Хорошую службу в училище сослужили мне очки, которые носил, никого не стесняясь, от подъема до отбоя. Они позволяли мне, близорукому, своевременно увидеть начальство и подготовиться к встрече или, если требовалось, избежать ее. Во-вторых, благодаря очкам я оказался метким стрелком. Третье, тоже очень важное преимущество давало ношение очков в учебном классе. Здесь они играли роль средства маскировки: подперев одной рукой подбородок, я мог спокойно дремать на занятиях. Других засыпающих курсантов (а ведь каждому из нас так хотелось поспать!) преподаватель «засекал» мгновенно. Вспоминаю забавную историю, случившуюся в нашем взводе. В этот день дежурным по классу был курсант Гурген Мовсесян. Когда вошел преподаватель артиллерии, Мовсесян, как положено, громко скомандовал: «Взвод, встать! Смирно!» – и затем доложил о готовности взвода к занятию. Минут через десять Гурген уснул, и заметивший это преподаватель, указывая на него пальцем, спокойно сказал: «Разбудите-ка этого». Сидевший рядом курсант локтем подтолкнул Мовсесяна, тот, проснувшись, долю секунды соображал, что происходит, затем быстро встал из-за стола и во весь голос объявил: «Взвод, встать! Перерыв!» Все захохотали, а пожилой полковник, читавший нам артиллерию, даже прослезился от смеха.
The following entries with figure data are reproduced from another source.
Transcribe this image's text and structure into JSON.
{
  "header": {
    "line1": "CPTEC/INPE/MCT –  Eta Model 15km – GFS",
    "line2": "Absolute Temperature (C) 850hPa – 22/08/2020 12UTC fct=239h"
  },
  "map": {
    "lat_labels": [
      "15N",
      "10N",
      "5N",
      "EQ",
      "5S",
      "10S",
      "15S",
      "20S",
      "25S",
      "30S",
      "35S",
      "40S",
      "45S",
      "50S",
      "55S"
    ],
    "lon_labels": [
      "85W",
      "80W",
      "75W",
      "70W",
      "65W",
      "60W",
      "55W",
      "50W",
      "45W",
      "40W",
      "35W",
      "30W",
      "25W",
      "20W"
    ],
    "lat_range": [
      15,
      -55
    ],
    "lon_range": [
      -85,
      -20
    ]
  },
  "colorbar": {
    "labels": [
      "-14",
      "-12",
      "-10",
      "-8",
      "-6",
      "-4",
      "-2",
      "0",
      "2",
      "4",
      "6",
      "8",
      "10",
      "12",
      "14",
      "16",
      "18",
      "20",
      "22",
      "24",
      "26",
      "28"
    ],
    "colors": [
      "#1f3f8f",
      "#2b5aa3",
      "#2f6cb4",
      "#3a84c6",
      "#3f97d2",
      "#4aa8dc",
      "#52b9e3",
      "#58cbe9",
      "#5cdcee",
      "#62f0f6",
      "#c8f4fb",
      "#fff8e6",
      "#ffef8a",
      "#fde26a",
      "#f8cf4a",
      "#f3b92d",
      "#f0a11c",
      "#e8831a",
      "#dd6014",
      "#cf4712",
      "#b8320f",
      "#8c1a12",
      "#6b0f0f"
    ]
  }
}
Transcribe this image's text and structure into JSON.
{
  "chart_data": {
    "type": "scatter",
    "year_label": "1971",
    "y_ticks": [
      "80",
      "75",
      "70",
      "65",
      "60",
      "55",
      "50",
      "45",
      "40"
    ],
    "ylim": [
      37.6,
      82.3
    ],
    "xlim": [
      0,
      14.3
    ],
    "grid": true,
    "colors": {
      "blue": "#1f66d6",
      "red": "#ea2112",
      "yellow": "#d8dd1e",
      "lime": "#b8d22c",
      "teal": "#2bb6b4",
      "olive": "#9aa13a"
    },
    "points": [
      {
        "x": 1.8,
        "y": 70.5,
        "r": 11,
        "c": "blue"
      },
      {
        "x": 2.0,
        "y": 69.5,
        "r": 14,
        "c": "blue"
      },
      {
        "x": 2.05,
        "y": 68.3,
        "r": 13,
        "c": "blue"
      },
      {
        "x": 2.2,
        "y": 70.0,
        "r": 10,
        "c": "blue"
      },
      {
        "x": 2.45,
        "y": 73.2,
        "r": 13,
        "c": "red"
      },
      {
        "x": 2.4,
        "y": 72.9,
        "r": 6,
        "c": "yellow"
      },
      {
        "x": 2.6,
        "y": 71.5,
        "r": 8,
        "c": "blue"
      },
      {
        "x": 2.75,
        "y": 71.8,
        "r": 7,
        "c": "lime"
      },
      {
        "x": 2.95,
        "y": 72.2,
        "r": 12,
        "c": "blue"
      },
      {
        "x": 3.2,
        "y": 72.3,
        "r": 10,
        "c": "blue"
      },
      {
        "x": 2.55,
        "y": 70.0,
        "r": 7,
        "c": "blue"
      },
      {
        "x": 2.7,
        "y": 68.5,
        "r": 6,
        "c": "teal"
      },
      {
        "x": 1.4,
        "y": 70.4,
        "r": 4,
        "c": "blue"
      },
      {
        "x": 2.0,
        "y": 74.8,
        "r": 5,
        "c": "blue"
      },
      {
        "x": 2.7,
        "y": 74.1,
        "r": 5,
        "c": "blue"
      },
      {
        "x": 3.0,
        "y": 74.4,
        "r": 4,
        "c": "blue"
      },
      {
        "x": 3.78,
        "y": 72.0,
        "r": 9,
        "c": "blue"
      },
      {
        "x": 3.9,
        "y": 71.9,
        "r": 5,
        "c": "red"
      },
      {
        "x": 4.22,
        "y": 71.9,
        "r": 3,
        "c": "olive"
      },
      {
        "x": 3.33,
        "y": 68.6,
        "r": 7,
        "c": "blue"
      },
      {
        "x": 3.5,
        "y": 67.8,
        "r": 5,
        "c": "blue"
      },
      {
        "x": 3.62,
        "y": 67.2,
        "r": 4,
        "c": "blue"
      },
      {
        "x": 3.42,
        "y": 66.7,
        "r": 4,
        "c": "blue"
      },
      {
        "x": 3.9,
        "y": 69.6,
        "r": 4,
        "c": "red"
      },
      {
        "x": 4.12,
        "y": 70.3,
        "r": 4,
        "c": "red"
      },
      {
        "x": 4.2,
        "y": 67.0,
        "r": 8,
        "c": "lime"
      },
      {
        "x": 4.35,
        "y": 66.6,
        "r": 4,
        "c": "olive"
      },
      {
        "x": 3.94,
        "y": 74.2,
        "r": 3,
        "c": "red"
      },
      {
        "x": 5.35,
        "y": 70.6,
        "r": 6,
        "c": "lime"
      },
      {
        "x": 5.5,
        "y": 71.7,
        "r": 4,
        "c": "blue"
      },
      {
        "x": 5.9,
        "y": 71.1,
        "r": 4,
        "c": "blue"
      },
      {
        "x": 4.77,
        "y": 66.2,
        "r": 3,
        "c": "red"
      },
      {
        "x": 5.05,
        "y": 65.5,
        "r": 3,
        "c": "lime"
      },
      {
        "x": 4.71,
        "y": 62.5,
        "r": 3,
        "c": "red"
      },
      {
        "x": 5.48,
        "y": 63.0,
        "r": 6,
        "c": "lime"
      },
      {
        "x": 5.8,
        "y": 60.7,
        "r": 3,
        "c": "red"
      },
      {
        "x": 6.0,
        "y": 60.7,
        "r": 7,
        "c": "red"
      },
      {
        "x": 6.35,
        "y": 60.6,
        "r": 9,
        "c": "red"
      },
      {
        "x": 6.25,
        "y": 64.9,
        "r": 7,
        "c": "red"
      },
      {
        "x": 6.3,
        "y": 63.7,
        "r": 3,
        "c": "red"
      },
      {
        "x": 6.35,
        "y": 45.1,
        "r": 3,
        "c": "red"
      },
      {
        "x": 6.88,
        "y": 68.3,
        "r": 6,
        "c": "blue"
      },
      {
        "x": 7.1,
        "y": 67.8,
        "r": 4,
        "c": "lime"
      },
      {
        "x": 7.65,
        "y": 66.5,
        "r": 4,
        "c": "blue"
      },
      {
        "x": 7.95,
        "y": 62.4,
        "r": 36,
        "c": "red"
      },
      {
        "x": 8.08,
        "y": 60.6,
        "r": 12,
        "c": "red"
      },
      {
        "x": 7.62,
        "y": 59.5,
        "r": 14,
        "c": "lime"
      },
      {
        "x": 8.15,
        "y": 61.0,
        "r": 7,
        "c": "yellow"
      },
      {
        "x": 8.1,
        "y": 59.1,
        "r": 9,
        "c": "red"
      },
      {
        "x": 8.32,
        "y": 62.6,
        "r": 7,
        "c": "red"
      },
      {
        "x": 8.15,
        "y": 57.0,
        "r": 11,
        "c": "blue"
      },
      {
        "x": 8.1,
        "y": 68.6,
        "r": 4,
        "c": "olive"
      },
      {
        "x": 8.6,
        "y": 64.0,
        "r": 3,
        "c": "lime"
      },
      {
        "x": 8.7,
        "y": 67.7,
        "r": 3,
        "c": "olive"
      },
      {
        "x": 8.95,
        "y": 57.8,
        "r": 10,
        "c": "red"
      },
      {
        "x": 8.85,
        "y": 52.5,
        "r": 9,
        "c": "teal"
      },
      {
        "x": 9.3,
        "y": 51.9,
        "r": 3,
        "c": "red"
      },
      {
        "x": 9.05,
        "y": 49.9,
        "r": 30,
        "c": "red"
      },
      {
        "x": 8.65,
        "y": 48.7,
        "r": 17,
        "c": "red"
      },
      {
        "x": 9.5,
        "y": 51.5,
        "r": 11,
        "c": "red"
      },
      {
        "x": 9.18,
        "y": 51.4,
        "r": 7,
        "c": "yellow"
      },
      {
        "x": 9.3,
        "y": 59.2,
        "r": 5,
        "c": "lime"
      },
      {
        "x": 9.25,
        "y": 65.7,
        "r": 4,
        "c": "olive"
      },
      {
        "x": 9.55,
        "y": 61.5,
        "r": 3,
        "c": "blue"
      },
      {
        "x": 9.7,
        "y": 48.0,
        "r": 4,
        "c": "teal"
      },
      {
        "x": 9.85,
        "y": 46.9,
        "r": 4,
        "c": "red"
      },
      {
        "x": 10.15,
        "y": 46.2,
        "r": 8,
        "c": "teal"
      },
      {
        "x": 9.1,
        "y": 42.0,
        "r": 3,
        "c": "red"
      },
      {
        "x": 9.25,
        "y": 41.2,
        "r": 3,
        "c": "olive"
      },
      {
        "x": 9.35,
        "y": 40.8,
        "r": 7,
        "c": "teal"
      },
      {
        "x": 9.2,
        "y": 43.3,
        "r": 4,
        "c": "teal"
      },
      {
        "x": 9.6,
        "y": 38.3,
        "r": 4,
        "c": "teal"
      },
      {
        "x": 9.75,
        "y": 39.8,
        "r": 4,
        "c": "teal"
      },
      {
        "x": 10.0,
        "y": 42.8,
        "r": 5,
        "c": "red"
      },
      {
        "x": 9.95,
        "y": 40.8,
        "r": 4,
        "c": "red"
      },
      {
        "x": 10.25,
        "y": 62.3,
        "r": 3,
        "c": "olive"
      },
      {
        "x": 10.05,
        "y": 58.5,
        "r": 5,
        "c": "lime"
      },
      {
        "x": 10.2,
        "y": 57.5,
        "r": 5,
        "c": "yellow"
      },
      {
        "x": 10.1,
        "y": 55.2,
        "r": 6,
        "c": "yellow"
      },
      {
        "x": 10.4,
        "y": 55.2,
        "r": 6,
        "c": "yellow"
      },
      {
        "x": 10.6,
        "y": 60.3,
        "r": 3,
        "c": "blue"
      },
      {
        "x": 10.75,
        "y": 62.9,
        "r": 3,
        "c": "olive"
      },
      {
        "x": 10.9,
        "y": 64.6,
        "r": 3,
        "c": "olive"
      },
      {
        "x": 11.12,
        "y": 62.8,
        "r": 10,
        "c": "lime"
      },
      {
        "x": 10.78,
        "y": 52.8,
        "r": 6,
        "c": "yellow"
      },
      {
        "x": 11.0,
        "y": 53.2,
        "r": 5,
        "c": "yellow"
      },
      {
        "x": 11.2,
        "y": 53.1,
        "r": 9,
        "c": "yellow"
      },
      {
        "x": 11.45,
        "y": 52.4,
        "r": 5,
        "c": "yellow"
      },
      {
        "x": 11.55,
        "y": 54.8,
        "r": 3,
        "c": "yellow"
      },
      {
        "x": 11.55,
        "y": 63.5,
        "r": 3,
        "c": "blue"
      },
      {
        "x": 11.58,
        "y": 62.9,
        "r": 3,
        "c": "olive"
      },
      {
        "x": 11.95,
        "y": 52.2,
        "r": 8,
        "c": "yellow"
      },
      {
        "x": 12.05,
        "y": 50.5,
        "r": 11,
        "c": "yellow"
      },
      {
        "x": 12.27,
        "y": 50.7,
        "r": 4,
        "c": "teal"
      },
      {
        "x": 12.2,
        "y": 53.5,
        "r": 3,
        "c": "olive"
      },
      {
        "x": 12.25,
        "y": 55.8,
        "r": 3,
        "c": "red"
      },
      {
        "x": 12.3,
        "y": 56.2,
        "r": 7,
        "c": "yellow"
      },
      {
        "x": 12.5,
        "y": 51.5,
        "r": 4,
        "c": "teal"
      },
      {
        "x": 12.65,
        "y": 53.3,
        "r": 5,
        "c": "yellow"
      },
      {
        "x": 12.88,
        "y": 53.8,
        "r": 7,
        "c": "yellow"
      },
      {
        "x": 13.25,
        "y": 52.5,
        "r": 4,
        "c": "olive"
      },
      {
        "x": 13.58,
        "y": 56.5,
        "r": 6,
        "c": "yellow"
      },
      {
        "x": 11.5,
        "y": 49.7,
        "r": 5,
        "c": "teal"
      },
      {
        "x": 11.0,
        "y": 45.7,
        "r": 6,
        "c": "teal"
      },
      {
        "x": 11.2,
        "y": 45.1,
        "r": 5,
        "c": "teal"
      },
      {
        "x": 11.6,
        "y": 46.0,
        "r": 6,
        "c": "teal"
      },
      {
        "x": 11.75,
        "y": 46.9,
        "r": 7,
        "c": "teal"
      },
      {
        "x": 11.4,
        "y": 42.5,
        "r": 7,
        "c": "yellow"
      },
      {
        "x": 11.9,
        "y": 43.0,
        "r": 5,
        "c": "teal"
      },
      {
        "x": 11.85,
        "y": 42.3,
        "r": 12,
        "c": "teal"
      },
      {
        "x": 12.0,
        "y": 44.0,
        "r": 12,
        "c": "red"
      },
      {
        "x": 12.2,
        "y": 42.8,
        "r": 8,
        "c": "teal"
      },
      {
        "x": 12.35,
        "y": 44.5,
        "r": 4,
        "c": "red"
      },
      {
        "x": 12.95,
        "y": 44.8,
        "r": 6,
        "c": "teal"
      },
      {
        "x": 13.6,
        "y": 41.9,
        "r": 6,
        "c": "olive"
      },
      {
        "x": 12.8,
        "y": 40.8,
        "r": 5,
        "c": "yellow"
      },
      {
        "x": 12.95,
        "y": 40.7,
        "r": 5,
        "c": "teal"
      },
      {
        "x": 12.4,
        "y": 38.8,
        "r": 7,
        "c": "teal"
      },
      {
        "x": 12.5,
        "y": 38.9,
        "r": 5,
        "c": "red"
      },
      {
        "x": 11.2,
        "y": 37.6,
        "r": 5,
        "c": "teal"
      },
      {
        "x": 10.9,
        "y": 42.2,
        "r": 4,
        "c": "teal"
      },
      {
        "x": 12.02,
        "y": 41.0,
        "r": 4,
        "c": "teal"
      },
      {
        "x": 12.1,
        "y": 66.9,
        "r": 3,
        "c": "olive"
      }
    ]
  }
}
Размеренную жизнь курсантов разнообразили дежурства, наряды, караулы, походы на хозяйственные работы для училища или в помощь колхозам, а также, очень редко, посещение вечерних зрелищ в гарнизонном клубе.

Всего один раз пришлось мне нести караульную службу, но до сих пор помню, какими трудными были эти сутки из-за нарушенного режима сна. Спали по два часа с четырехчасовыми перерывами. Я караулил склад горючего в смену, начинавшуюся после полуночи. Вокруг сплошной мрак, полная тишина, ни присесть, ни расслабиться, ни словом перемолвиться. За два часа дежурства немеют ноги (а если опереться на винтовку, тут же засыпаешь, что очень опасно: в любую минуту может появиться начальник караула или его помощник). Я тогда еле дождался разводящего со сменой. Ненамного легче было дежурить днем под палящим солнцем, глаза, почти как ночью, слипались ежеминутно.

Незабываемые воспоминания оставило дежурство нашего взвода в столовой училища. Это случилось в первые недели пребывания в Талгаре, когда изголодавшиеся «на гражданке» курсанты, несмотря на то что кормили нас в училище превосходно, по нормам мирного времени, продолжали жадно смотреть на все съедобное. У некоторых жадность проявлялась так откровенно, что это вызывало презрение остальных. (Один из моих троих соседей по столику в столовой всегда упорно ожидал, пока остальные снимут с общей тарелки свои порции масла, разберут хлеб с хлебницы и насыплют себе сахару из сахарницы. После этого он хлебной мякотью тщательно вытирал оставшиеся на тарелке следы масла, высыпал в свой стакан оставшийся сахар из сахарницы, а в кашу – крошки хлеба из хлебницы.)

Дежурство по столовой начиналось сразу после ужина. Первой работой, которая мне досталась, была очистка котлов от остатков рисовой каши с изюмом. Деревянными лопатками мы соскребали со дна и стенок котлов еще теплую жирную хрустящую корочку, вкуснее которой, казалось, не было ничего на свете. Насытившись выше всякой меры, остальное укладывали в эмалированные ведра. В полночь дежуривший по кухне офицер ушел к себе домой (прихватив при этом с полкило сливочного масла, а я, случайно заметив это, не мог поверить своим глазам: офицер обворовывает курсантов!). Оставшись без надзора, мы с напарником понесли четыре ведра корочки в палаточный городок, где спали свободные от наряда курсанты нашего взвода. Тихонько, чтобы не услышали дежурные, мы пробрались к палаткам и растолкали спящих товарищей, оставив по ведру в палатке. Прошло несколько минут, и ведра были опустошены. За сутки дежурства пришлось немало потрудиться, но главным, что запомнилось, было жадное поглощение гигантского количества всевозможной еды. Последствия обжорства не заставили себя долго ждать: почти весь состав дежуривших несколько дней страдал животом.